Jun 29, 2006 23:48
Yeah, knowing that your course in life is set and there is no way to go back or change the things that will haunt you forever. I know that you don't know this, but I'm really good with most babies (like 75%). They find me either annoying as hell (25%), or they fall asleep in my arms and rest peacefully for hours.
Tonight Kristin had Crystal's kids over. It's a long story, don't ask. Anywho, Kaylan who is 8 months old didn't wanna lay down with her bottle and go to sleep. My part of the packing was pretty much done. I went in with Kaylan and held her and rocked her. It was so sweet and so warm to hold her there in my arms. She fell asleep in about three minutes. I tried to lay her down, but Kristin's bed scared me. I didn't want her to roll wrong or hurt herslf. No, instead I laid down on the bed with Kaylan in my arms. She snuffled down and barely moved.

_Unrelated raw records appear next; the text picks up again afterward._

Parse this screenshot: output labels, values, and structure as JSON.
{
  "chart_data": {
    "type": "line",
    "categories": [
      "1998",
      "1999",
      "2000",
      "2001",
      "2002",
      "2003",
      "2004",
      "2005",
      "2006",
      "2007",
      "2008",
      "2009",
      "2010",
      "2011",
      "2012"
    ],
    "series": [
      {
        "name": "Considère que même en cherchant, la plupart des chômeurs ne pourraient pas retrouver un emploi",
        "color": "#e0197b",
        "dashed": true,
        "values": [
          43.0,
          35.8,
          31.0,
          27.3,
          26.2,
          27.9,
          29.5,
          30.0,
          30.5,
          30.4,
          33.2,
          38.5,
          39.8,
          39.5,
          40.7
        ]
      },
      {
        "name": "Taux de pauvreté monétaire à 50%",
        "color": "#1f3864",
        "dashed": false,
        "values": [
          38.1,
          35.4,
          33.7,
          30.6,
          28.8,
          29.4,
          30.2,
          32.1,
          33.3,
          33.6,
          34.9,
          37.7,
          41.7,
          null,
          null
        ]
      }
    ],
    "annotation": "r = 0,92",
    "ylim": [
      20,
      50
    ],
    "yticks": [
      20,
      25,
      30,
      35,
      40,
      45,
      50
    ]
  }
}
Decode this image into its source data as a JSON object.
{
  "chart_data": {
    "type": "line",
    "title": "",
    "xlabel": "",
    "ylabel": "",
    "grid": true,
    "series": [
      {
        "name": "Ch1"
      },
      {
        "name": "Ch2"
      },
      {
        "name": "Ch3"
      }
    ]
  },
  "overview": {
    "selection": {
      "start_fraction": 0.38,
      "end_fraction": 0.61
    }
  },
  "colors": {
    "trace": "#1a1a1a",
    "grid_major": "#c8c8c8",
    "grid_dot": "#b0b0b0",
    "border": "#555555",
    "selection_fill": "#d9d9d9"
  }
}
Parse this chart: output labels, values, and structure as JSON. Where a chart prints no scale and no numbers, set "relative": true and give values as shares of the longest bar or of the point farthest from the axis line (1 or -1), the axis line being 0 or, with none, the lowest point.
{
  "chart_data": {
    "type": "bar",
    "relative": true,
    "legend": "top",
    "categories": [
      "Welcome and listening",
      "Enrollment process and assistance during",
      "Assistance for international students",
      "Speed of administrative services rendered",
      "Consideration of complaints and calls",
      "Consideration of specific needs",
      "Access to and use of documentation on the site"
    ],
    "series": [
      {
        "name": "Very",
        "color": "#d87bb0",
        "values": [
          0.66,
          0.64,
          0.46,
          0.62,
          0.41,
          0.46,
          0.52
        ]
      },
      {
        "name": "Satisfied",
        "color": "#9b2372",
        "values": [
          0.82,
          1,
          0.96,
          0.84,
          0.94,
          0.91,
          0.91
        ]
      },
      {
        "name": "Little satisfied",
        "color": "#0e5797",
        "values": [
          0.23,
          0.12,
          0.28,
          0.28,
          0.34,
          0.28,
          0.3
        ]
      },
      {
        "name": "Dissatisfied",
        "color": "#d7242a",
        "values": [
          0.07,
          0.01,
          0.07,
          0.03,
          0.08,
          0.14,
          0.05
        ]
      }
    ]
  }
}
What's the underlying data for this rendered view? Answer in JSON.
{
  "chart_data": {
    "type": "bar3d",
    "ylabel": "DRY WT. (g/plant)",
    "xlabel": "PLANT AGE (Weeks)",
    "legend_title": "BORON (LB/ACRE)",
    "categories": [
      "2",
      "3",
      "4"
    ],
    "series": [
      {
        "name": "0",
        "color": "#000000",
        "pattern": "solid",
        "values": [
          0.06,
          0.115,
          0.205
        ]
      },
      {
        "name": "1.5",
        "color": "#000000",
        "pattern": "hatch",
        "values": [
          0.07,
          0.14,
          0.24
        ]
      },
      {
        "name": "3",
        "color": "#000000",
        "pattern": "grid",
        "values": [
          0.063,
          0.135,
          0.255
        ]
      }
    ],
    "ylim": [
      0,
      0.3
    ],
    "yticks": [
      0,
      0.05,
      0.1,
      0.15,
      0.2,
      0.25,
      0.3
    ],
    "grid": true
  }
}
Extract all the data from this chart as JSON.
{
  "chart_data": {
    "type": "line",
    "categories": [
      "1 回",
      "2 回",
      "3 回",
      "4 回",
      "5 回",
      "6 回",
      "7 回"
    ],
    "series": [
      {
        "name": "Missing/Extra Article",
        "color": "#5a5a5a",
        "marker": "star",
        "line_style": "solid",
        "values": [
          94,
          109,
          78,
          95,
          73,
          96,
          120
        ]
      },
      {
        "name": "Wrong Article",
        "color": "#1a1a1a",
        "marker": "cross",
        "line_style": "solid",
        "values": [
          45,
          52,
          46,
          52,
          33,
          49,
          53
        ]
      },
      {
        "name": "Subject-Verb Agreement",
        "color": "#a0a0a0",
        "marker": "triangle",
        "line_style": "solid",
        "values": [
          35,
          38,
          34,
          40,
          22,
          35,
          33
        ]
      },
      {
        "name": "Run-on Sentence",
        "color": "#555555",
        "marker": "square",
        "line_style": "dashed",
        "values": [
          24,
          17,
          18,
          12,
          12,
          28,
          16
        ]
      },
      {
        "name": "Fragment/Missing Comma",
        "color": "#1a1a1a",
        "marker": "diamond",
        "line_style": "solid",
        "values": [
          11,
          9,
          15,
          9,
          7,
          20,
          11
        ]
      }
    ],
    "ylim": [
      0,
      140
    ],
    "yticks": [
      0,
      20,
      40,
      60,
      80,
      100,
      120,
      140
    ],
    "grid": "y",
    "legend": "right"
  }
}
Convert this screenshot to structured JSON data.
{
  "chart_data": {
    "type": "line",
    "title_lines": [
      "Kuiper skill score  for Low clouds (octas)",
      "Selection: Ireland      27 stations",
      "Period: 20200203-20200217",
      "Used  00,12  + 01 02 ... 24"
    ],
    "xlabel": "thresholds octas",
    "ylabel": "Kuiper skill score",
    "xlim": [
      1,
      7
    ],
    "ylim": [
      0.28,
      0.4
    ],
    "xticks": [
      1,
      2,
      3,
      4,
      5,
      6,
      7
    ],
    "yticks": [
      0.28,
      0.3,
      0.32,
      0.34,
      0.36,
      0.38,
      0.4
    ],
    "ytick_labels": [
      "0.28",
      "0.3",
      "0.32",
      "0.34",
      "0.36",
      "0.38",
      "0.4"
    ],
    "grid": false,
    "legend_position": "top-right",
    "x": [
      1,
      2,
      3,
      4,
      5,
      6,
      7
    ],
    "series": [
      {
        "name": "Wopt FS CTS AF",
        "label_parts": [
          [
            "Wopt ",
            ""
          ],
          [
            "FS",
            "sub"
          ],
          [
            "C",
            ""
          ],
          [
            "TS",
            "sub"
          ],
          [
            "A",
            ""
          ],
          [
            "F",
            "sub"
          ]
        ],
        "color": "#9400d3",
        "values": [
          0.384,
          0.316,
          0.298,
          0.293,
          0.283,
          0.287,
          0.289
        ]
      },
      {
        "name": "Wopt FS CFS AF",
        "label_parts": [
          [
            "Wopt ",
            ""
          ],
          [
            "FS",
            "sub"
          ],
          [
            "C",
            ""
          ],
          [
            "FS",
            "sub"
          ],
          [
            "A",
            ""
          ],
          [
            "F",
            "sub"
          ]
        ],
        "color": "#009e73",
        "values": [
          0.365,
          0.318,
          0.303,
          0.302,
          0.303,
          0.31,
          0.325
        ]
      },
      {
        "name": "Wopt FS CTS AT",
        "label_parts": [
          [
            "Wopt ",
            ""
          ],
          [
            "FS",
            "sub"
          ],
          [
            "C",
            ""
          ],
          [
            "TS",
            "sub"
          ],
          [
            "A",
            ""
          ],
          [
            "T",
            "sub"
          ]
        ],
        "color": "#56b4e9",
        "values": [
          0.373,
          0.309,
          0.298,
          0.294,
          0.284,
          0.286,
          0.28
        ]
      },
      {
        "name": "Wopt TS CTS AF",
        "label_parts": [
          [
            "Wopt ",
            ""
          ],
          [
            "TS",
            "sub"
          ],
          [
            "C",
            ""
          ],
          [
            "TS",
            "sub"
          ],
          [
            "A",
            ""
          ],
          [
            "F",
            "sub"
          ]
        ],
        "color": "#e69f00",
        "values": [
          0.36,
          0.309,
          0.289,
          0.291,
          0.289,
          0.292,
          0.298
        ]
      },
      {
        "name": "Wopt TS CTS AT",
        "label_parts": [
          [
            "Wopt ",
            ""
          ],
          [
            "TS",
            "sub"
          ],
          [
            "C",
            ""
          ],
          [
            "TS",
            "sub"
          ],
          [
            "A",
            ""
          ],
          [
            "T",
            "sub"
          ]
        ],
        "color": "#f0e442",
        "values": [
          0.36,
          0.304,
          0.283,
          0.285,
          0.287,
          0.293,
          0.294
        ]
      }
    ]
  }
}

Kristin came in and said she needed to pack up her room, so we moved to my room. Yeah, sitting in my bed with this warm baby in my arms cuddled up on my chest made me realize how much it sucks ass that I won't ever be able to have kids of my own. I started crying. It made me hurt really bad to feel that way. Knowing that this baby, not even a family member's baby or niece or nephew, might be the last time I get to hold a baby like that just broke my heart. What did I do wrong in life that I can't have babies? What was so wrong?
I know so many people in life that don't want to have kids. I always wanted kids when I was little. Jeebus my heart is breaking right now. I've had my cry now, so mabye if I lay down I'll be able to sleep. It just felts so good to have that trusting little body next to mine. (deleted sappy comment here)
The baby is gone now. People wonder why I stay away from them, it's because it hurts too much.